Remembrance & Imagination

In a week where we have Remembrance Sunday and Armistice Day, it seems right to think about memories – those we have as individuals and those we share with others.  Some things should never be forgotten, such as every life lost in conflict around the globe and the sacrifices made by so many.  Yet the memory of negative events can cast a particularly long shadow.  It is not always easy to let go of them but if we understand a little more about the effect they have on us and how they are processed by our brain, it can help us to deal with them more appropriately.

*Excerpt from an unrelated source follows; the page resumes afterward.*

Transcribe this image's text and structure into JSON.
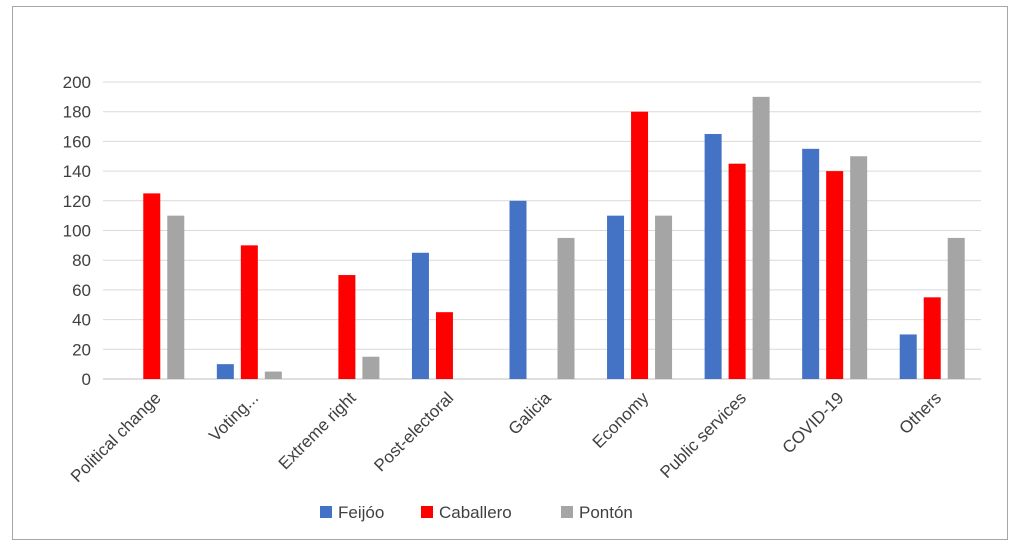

Did you know that, in certain circumstances, our brains do not distinguish between what is real and what is imagined?  For example, whether you are actually facing a stressful situation right now or imagining it happening, your brain will still produce stress hormones, such as adrenaline and cortisol.  So if we rerun a memory of something that brought us pain, made us sad or terribly afraid, it is as if we are reliving those same feelings and emotions all over again.  Think of the shell-shocked soldiers from World War I.  It’s also true for those who suffer with what we now term PTSD (Post Traumatic Stress Disorder) where intrusive memories and debilitating negative responses continue to impact daily life.  The same happens when we imagine a negative event that might happen in the future: we can have a very real physical reaction, as anyone suffering from anxiety, panic attacks or specific phobias will confirm.

The good news is that there are times when this reality vs imagination process can be beneficial.  For instance, when we experience tender feelings towards someone or something that we love, our brain and body produce oxytocin, sometimes referred to as the ‘hug hormone’ or ‘cuddle chemical’, which gives us a sense of wellbeing and bonding.  If we vividly imagine that same tenderness, oxytocin and its benefits will still be produced even though the object of our love may not be physically present.

We can even use the imaginative ability of our brain to help us improve our physical skills in sport, music, public speaking and many other areas.  This is where Solution Focused Hypnotherapy can be particularly effective, allowing us to harness the amazing power of our brain and live life as the best version of ourselves.